In Unreal’s single-server architecture, authority over an Actor stays with the single server; an Actor’s properties never leave the server’s memory. When you use multiple server-worker instances in your SpatialOS game world (known as zoning - a feature that is currently in development), each instance has access only to a part of the game world. This access is governed both by what the worker instance has authority over and what it has interest in.
Every Actor needs a worker instance to compute it. If your game has only one server-worker instance (which is the default for the GDK), this instance has authority over all the Actors. But if you’re using zoning, you must have only one worker instance at a time that is able to write to an Actor. So SpatialOS makes sure that for any Actor, there is never more than one server-worker instance which has authority over it (that is, is able to send updates about it).
Authority is a responsibility: the responsibility to carry out the computation required for an Actor. This is the case for both client-worker and server-worker instances, however, it’s only server-worker instances that can share the game world between them, with multiple areas of authority (zoning). When an Actor moves from one server-worker instance’s area of authority to another, authority over the Actor is handed over. This allows the second server-worker instance to continue where the first one left off.
When you’re using zoning, one server-worker instance can’t make updates to every Actor in the game world; it can make updates only to the Actors in its area of authority. This means you need a way to allow a server-worker instance that does not have authority over an Actor to tell the server-worker instance that does have authority over that Actor to make an update to it. You use cross-server RPCs to do this.
For information on how to set up authority in the GDK, see Authority.
To carry out the computation associated with an Actor, a server-worker instance needs more than just authority over the Actor. It also needs to know about other Actors that it doesn’t have authority over, but that are relevant to the Actors that it does have authority over.
For example, with your NPC moving around the world, it might need to behave differently depending on what’s nearby. A rabbit might run towards a nearby lettuce, or away from a nearby fox. Even if the lettuce or the fox are in a different area of authority to the rabbit, the rabbit still needs to behave correctly.
To deal with this, a server-worker instance has interest. That is, it wants to receive updates about Actors, even if it doesn’t have authority over them. For example, a server-worker instance might have interest in every object within a 100m radius of the Actors it has authority over.
Note that interest doesn’t only apply to server-workers: a client-worker instance might have interest in objects nearby, but also really big objects far away. It has interest in distant mountains, because it needs to render them so the player can see them as they play the game.

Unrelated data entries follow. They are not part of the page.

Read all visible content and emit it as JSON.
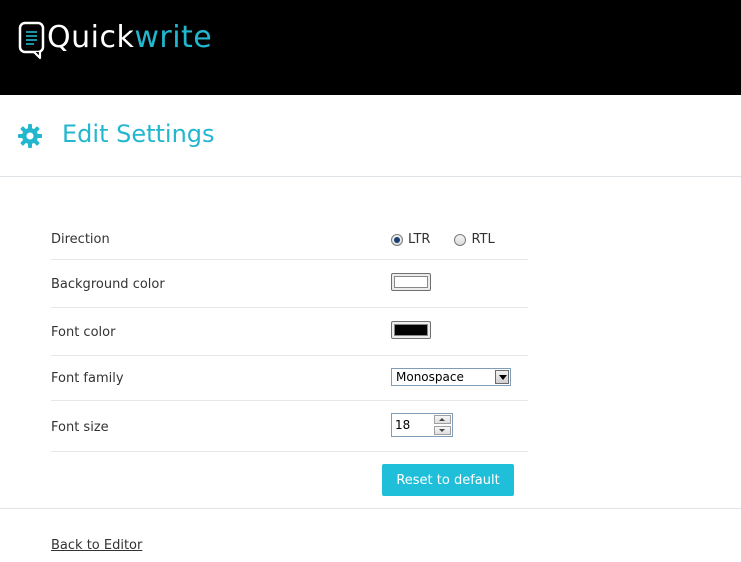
{
  "app": {
    "logo_white": "Quick",
    "logo_cyan": "write",
    "brand_color": "#23b7cf",
    "logo_icon": "speech-bubble-icon"
  },
  "page": {
    "title": "Edit Settings",
    "title_icon": "gear-icon"
  },
  "settings": {
    "direction": {
      "label": "Direction",
      "options": [
        "LTR",
        "RTL"
      ],
      "selected": "LTR"
    },
    "background_color": {
      "label": "Background color",
      "value": "#ffffff"
    },
    "font_color": {
      "label": "Font color",
      "value": "#000000"
    },
    "font_family": {
      "label": "Font family",
      "value": "Monospace"
    },
    "font_size": {
      "label": "Font size",
      "value": "18"
    }
  },
  "actions": {
    "reset_label": "Reset to default",
    "reset_color": "#1fbfd9",
    "back_label": "Back to Editor"
  }
}
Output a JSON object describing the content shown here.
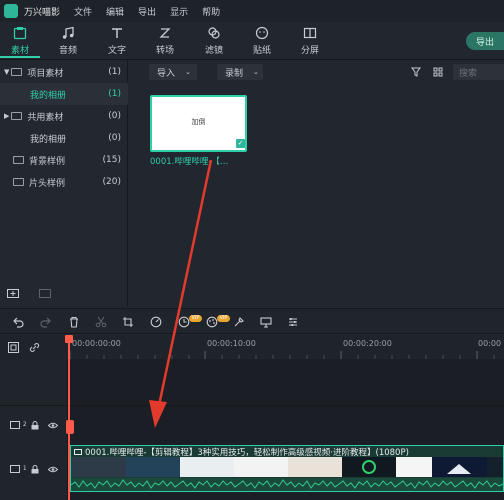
{
  "app": {
    "title": "万兴喵影"
  },
  "menu": [
    "文件",
    "编辑",
    "导出",
    "显示",
    "帮助"
  ],
  "toolbar": {
    "items": [
      {
        "label": "素材",
        "icon": "folder-media-icon"
      },
      {
        "label": "音频",
        "icon": "music-note-icon"
      },
      {
        "label": "文字",
        "icon": "text-t-icon"
      },
      {
        "label": "转场",
        "icon": "transition-icon"
      },
      {
        "label": "滤镜",
        "icon": "filter-icon"
      },
      {
        "label": "贴纸",
        "icon": "sticker-icon"
      },
      {
        "label": "分屏",
        "icon": "split-screen-icon"
      }
    ],
    "export_label": "导出"
  },
  "sidebar": {
    "items": [
      {
        "label": "项目素材",
        "count": "(1)"
      },
      {
        "label": "我的相册",
        "count": "(1)"
      },
      {
        "label": "共用素材",
        "count": "(0)"
      },
      {
        "label": "我的相册",
        "count": "(0)"
      },
      {
        "label": "背景样例",
        "count": "(15)"
      },
      {
        "label": "片头样例",
        "count": "(20)"
      }
    ]
  },
  "content": {
    "import_label": "导入",
    "record_label": "录制",
    "search_placeholder": "搜索",
    "thumb_text": "加倒",
    "thumb_name": "0001.哔哩哔哩-【…"
  },
  "editbar": {
    "vip1": "VIP",
    "vip2": "VIP"
  },
  "ruler": {
    "t0": "00:00:00:00",
    "t1": "00:00:10:00",
    "t2": "00:00:20:00",
    "t3": "00:00"
  },
  "tracks": {
    "track2": "2",
    "track1": "1",
    "clip_label": "0001.哔哩哔哩-【剪辑教程】3种实用技巧，轻松制作高级感视频·进阶教程】(1080P)"
  },
  "colors": {
    "accent": "#2fcfa9",
    "playhead": "#ff5a4a",
    "vip": "#e8a630",
    "arrow": "#e23b2e"
  }
}
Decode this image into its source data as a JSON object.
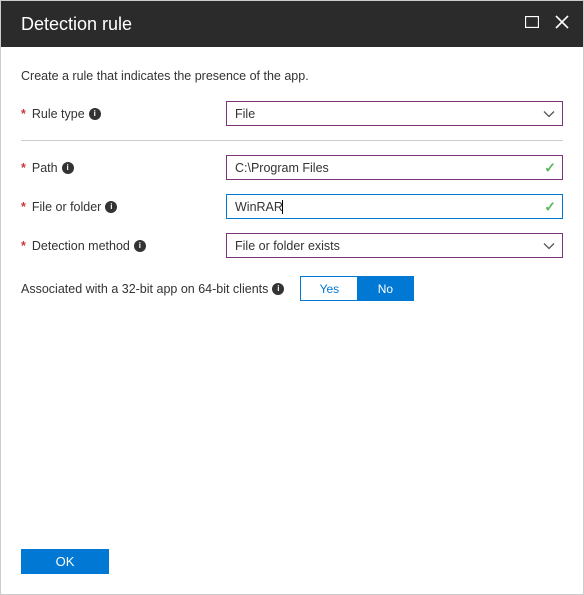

You don’t need to set up interest for server-worker types; the GDK does this for you. For information on how to set up interest for client-worker types, see Game client interest management.
Authority in SpatialOS means that a worker instance does the computation relevant to an Actor. Authority also means the worker instance sends updates about that Actor to the SpatialOS entity database, so that other worker instances know about the changes to the Actor.
Interest in SpatialOS means a worker instance wants to receive updates about Actors from the SpatialOS entity database.